BCE Inc., Canada's largest telecommunications company, said Friday it has agreed on terms of a $35 billion sale to a group led by the Ontario Teachers' Pension Plan in the biggest leveraged buyout ever. The deal is expected to be completed by mid-December.

The announcement ends suspense that the banks funding the biggest buyout to date in Canada would try to back out of the deal or that the price would have to be lowered.

The acquisition price remains at 42.75 Canadian dollars ($42.08) per share in cash.

Citigroup, Deutsche Bank, Royal Bank of Scotland and Toronto-Dominion Bank are slated to provide billions in financing to complete the deal.

Including assumed debt, the transaction is worth $51 billion.

The acquisition by Teachers Private Capital, joined by U.S. investment firms Providence Equity Partners, Madison Dearborn Partners and Merrill Lynch Global Private Equity, will close “on or before Dec. 11,” BCE said in a statement

Shares in BCE, also known as Bell Canada, moved in Toronto more than 13 percent higher to 39.81 Canadian dollars after the announcement.

Shares traded well below the purchase price for several months as investors worried the banks might back out or the price might be cut.

Shareholders overwhelmingly approved the buyout group's offer in September. Agreeing to final terms with the banks means shareholders won't have to vote again.

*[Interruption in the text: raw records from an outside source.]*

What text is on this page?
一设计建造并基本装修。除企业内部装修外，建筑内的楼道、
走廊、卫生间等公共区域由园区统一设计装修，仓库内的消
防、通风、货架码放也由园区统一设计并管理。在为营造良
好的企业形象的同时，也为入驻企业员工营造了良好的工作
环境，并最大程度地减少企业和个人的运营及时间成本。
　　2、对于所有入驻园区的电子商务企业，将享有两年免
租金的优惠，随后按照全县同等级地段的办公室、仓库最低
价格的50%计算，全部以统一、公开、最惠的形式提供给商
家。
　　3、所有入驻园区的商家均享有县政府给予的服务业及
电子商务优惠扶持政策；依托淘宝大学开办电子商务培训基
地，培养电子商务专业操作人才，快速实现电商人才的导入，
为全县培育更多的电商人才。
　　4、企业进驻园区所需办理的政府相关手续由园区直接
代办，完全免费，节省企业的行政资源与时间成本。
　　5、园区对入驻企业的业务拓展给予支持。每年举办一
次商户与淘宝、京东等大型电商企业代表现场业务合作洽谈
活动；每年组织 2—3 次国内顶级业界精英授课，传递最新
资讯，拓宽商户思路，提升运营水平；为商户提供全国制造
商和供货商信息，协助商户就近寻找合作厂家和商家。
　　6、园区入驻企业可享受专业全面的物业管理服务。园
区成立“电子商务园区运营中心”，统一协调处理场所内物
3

The deal was struck in June 2007, just before credit markets began to unravel in North America. Banks have been forced to write down billions of dollars on loans since last summer.

The last hurdle to the deal was getting final agreements with the banks on financing terms.

BCE, which has more than 54,000 employees, had annual revenue of 17.8 billion Canadian dollars (U.S. $17.5 billion) in 2007.